A review of studies on caregivers of frail elderly people found that 10 out of 12 studies reported higher depression and psychological distress among women. Meta-analyses have confirmed this pattern, though some researchers note the differences are smaller than expected. The reasons are layered. Women tend to take on the most intensive caregiving tasks, spend more hours doing them, and are more likely to experience role conflict, trying to balance caregiving with jobs, child-rearing, and other family responsibilities simultaneously. That collision of roles produces fatigue, burnout, resentment, and emotional exhaustion.
Financial Consequences Hit Women Harder
Caregiving carries a steep financial cost, and women absorb most of it. One estimate puts the average lifetime earnings loss for caregivers at $659,139, a figure that includes reduced wages, lost Social Security benefits, and smaller retirement savings. Women caregivers are more likely to reduce their work hours, turn down promotions, or leave the workforce entirely to provide care. The Syracuse University Lerner Center found that women report worse employment impacts from family caregiving than men do.
These losses compound over time. Women who provide elder care are more likely to fall into poverty later in life, experience slower growth in personal assets, and retire with less savings than women who never took on caregiving responsibilities. Because Social Security benefits are calculated based on lifetime earnings, years spent out of the workforce or working reduced hours translate directly into smaller retirement checks decades later.
Why Men Are Increasingly Involved
The number of male caregivers has been growing. Data from the Health and Retirement Study spanning 2002 to 2018 shows a rising prevalence of male spousal caregivers. This trend appears driven by several demographic shifts: more Hispanic men entering caregiving roles, younger and more highly educated men, retired men with older spouses, and wealthier men who may have more flexibility to provide care.
Still, the nature of men’s caregiving hasn’t changed as much as the numbers suggest. Male caregivers in 2018 were still primarily providing secondary, instrumental, and low-intensity care, much the same profile as in 2002. The most demanding caregiving work, the daily personal care that takes the greatest toll on health and finances, remains overwhelmingly women’s work. Until that distribution shifts, the gender gap in caregiving consequences will persist.
How Gender Shapes Support-Seeking
Women and men also differ in how they use formal support services. Women make up 73% of participants in federally funded caregiver support programs, which offer services like help locating resources, counseling and peer support groups, and respite care that provides temporary relief from caregiving. Part of this reflects the simple fact that more women are caregivers. But it also suggests that women may be more willing to seek help, or that they reach a point of need more quickly because of the intensity of care they provide.

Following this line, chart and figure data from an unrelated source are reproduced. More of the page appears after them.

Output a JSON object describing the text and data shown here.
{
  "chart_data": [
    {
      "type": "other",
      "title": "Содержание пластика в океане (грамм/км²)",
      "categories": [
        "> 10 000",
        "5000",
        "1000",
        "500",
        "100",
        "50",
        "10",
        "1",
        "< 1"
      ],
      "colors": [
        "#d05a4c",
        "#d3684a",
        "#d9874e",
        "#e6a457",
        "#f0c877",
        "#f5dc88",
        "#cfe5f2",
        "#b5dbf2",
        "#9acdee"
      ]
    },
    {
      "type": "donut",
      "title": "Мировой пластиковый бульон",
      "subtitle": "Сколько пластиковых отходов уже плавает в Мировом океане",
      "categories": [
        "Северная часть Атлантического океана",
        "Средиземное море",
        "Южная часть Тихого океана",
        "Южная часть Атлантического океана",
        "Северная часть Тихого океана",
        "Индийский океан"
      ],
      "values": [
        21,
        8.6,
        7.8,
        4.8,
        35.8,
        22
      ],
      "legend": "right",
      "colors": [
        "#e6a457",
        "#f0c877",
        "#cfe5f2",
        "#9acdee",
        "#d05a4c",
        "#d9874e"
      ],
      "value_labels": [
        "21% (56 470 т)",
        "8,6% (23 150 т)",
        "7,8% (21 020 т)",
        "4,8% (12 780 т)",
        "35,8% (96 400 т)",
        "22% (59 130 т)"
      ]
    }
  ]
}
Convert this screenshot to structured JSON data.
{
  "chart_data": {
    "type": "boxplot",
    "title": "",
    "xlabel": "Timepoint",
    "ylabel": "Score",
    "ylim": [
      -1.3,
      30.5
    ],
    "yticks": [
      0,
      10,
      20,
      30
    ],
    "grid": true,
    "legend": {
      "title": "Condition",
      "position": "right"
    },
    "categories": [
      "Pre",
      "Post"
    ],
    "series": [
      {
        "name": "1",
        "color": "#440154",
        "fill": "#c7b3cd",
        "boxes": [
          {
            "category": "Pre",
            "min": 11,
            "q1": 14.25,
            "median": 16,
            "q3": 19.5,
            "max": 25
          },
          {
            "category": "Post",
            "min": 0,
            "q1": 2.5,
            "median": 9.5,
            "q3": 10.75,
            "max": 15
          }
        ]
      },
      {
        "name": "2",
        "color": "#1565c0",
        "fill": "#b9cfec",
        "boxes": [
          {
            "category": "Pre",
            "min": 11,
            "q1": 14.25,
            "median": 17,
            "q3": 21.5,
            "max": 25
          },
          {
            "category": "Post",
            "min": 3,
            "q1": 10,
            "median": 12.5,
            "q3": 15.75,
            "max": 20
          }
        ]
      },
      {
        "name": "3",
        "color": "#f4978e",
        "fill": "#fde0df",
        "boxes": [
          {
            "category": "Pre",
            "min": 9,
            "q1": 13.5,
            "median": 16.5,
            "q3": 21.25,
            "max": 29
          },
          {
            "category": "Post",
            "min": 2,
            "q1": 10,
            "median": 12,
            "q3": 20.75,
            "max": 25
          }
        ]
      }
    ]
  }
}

Men who are caregivers tend to underutilize support services relative to their level of need. This matters because the research on burden and distress shows that caregiving strain accumulates in men just as it does in women, even if the starting point is lower. A man providing low-intensity care today may find himself providing high-intensity care as a parent’s health declines, and without established support systems, that transition can be especially difficult.